When I was working on the University of Wisconsin-Madison’s campus I noticed something odd. All the main buildings had multiple lower levels to them when there was plenty of room to building higher. I asked my foreman if he knew the reason. “So that everywhere you go, you can always get a clear shot of the Capitol building. I didn’t believe him at first, but he was right. There is a similar standard in Washington DC as well. The principle is that no buildings overshadow the Capitol. So, if you want to grow, you must go deeper…

In Matthew 5 Jesus describes his faithful followers as salt, light, and a “city on a hill.” The city description is reference to the place where people would go to connect with God. In those days, people would need to journey to the presence of God, and this place was up on a hill for all to see. Jesus is of course no longer referencing a physical temple but is describing his followers as this space that reveals God’s glory. But there is a catch… Jesus’ statement is not praising them; it is challenging them. He does two things here:

First… He reminds them that if they claim the name of Jesus, they cannot hide. People are always seeking goodness, and God is the source, so when we claim the name of God, it is going to draw attention.

Second… He reminds them that God’s glory (light) is not to be hidden or kept for us but is meant to be shared. “People do not light a lamp and put it under a bushel basket; rather, they put it on the lampstand, and it gives light to all in the house. In the same way, let your light shine before others, so that they may see your good works and give glory to your Father in Heaven.” Jesus says here that being salt and light is not for an individual’s status, but for the benefit of the community.

It reminds me of the dispute over who is the greatest between the disciples. Jesus just got done explaining the Lord’s Supper and how he is the new covenant that is poured out for their benefit, and the first thing that is asked is, “Yeah okay, anyways, Jesus, who is your favorite? Can I sit next to you on the throne?” Jesus responds by saying “The kings of the world lord it over them; and those who exercise authority over them call themselves benefactors. But you are not to be like that. Instead, the greatest among you should be like the youngest, and the one who rules like the one who serves… I am among you as one who serves.”

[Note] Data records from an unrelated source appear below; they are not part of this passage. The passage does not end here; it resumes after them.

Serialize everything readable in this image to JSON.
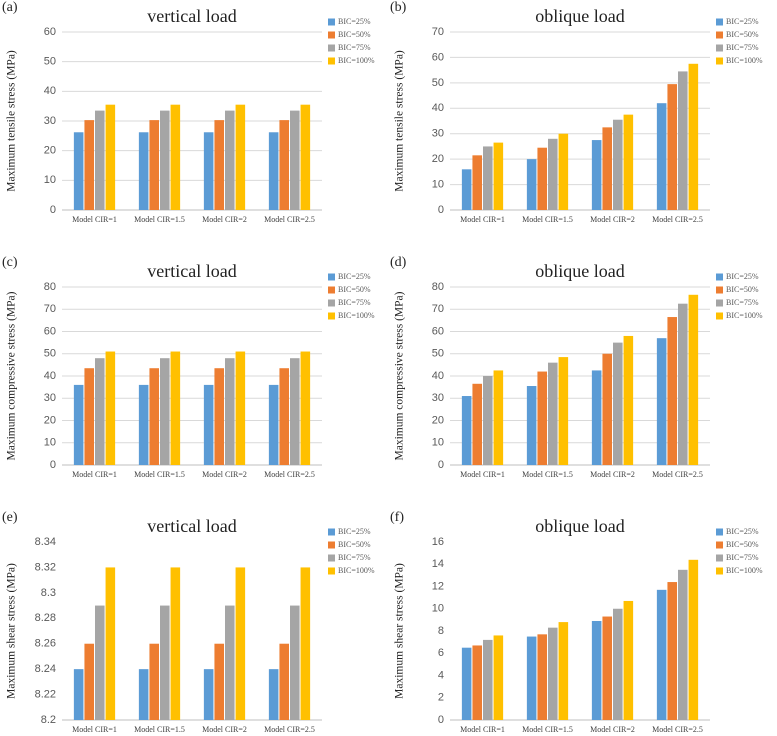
{
  "chart_data": [
    {
      "type": "bar",
      "panel_label": "(a)",
      "title": "vertical load",
      "y_label": "Maximum tensile stress (MPa)",
      "categories": [
        "Model CIR=1",
        "Model CIR=1.5",
        "Model CIR=2",
        "Model CIR=2.5"
      ],
      "series": [
        {
          "name": "BIC=25%",
          "color": "#5b9bd5",
          "values": [
            26.2,
            26.2,
            26.2,
            26.2
          ]
        },
        {
          "name": "BIC=50%",
          "color": "#ed7d31",
          "values": [
            30.3,
            30.3,
            30.3,
            30.3
          ]
        },
        {
          "name": "BIC=75%",
          "color": "#a5a5a5",
          "values": [
            33.5,
            33.5,
            33.5,
            33.5
          ]
        },
        {
          "name": "BIC=100%",
          "color": "#ffc000",
          "values": [
            35.5,
            35.5,
            35.5,
            35.5
          ]
        }
      ],
      "ylim": [
        0,
        60
      ],
      "yticks": [
        0,
        10,
        20,
        30,
        40,
        50,
        60
      ],
      "grid": true
    },
    {
      "type": "bar",
      "panel_label": "(b)",
      "title": "oblique load",
      "y_label": "Maximum tensile stress (MPa)",
      "categories": [
        "Model CIR=1",
        "Model CIR=1.5",
        "Model CIR=2",
        "Model CIR=2.5"
      ],
      "series": [
        {
          "name": "BIC=25%",
          "color": "#5b9bd5",
          "values": [
            16,
            20,
            27.5,
            42
          ]
        },
        {
          "name": "BIC=50%",
          "color": "#ed7d31",
          "values": [
            21.5,
            24.5,
            32.5,
            49.5
          ]
        },
        {
          "name": "BIC=75%",
          "color": "#a5a5a5",
          "values": [
            25,
            28,
            35.5,
            54.5
          ]
        },
        {
          "name": "BIC=100%",
          "color": "#ffc000",
          "values": [
            26.5,
            30,
            37.5,
            57.5
          ]
        }
      ],
      "ylim": [
        0,
        70
      ],
      "yticks": [
        0,
        10,
        20,
        30,
        40,
        50,
        60,
        70
      ],
      "grid": true
    },
    {
      "type": "bar",
      "panel_label": "(c)",
      "title": "vertical load",
      "y_label": "Maximum compressive  stress (MPa)",
      "categories": [
        "Model CIR=1",
        "Model CIR=1.5",
        "Model CIR=2",
        "Model CIR=2.5"
      ],
      "series": [
        {
          "name": "BIC=25%",
          "color": "#5b9bd5",
          "values": [
            36,
            36,
            36,
            36
          ]
        },
        {
          "name": "BIC=50%",
          "color": "#ed7d31",
          "values": [
            43.5,
            43.5,
            43.5,
            43.5
          ]
        },
        {
          "name": "BIC=75%",
          "color": "#a5a5a5",
          "values": [
            48,
            48,
            48,
            48
          ]
        },
        {
          "name": "BIC=100%",
          "color": "#ffc000",
          "values": [
            51,
            51,
            51,
            51
          ]
        }
      ],
      "ylim": [
        0,
        80
      ],
      "yticks": [
        0,
        10,
        20,
        30,
        40,
        50,
        60,
        70,
        80
      ],
      "grid": true
    },
    {
      "type": "bar",
      "panel_label": "(d)",
      "title": "oblique load",
      "y_label": "Maximum compressive  stress (MPa)",
      "categories": [
        "Model CIR=1",
        "Model CIR=1.5",
        "Model CIR=2",
        "Model CIR=2.5"
      ],
      "series": [
        {
          "name": "BIC=25%",
          "color": "#5b9bd5",
          "values": [
            31,
            35.5,
            42.5,
            57
          ]
        },
        {
          "name": "BIC=50%",
          "color": "#ed7d31",
          "values": [
            36.5,
            42,
            50,
            66.5
          ]
        },
        {
          "name": "BIC=75%",
          "color": "#a5a5a5",
          "values": [
            40,
            46,
            55,
            72.5
          ]
        },
        {
          "name": "BIC=100%",
          "color": "#ffc000",
          "values": [
            42.5,
            48.5,
            58,
            76.5
          ]
        }
      ],
      "ylim": [
        0,
        80
      ],
      "yticks": [
        0,
        10,
        20,
        30,
        40,
        50,
        60,
        70,
        80
      ],
      "grid": true
    },
    {
      "type": "bar",
      "panel_label": "(e)",
      "title": "vertical load",
      "y_label": "Maximum shear stress (MPa)",
      "categories": [
        "Model CIR=1",
        "Model CIR=1.5",
        "Model CIR=2",
        "Model CIR=2.5"
      ],
      "series": [
        {
          "name": "BIC=25%",
          "color": "#5b9bd5",
          "values": [
            8.24,
            8.24,
            8.24,
            8.24
          ]
        },
        {
          "name": "BIC=50%",
          "color": "#ed7d31",
          "values": [
            8.26,
            8.26,
            8.26,
            8.26
          ]
        },
        {
          "name": "BIC=75%",
          "color": "#a5a5a5",
          "values": [
            8.29,
            8.29,
            8.29,
            8.29
          ]
        },
        {
          "name": "BIC=100%",
          "color": "#ffc000",
          "values": [
            8.32,
            8.32,
            8.32,
            8.32
          ]
        }
      ],
      "ylim": [
        8.2,
        8.34
      ],
      "yticks": [
        8.2,
        8.22,
        8.24,
        8.26,
        8.28,
        8.3,
        8.32,
        8.34
      ],
      "grid": false
    },
    {
      "type": "bar",
      "panel_label": "(f)",
      "title": "oblique load",
      "y_label": "Maximum shear stress (MPa)",
      "categories": [
        "Model CIR=1",
        "Model CIR=1.5",
        "Model CIR=2",
        "Model CIR=2.5"
      ],
      "series": [
        {
          "name": "BIC=25%",
          "color": "#5b9bd5",
          "values": [
            6.5,
            7.5,
            8.9,
            11.7
          ]
        },
        {
          "name": "BIC=50%",
          "color": "#ed7d31",
          "values": [
            6.7,
            7.7,
            9.3,
            12.4
          ]
        },
        {
          "name": "BIC=75%",
          "color": "#a5a5a5",
          "values": [
            7.2,
            8.3,
            10.0,
            13.5
          ]
        },
        {
          "name": "BIC=100%",
          "color": "#ffc000",
          "values": [
            7.6,
            8.8,
            10.7,
            14.4
          ]
        }
      ],
      "ylim": [
        0,
        16
      ],
      "yticks": [
        0,
        2,
        4,
        6,
        8,
        10,
        12,
        14,
        16
      ],
      "grid": false
    }
  ]
}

Just like the buildings around the Capitol, we are not to strive to be at the center. We go low. We embody mission. We are not designed to be in the spotlight but are to BE spotlights that point the world to Jesus. The goal of growth is to deepen our love for God which is promised to expand our capacity to love others. When we do that, we provide more space for those around us to experience God’s love while still humbly pointing to the glory to King Jesus.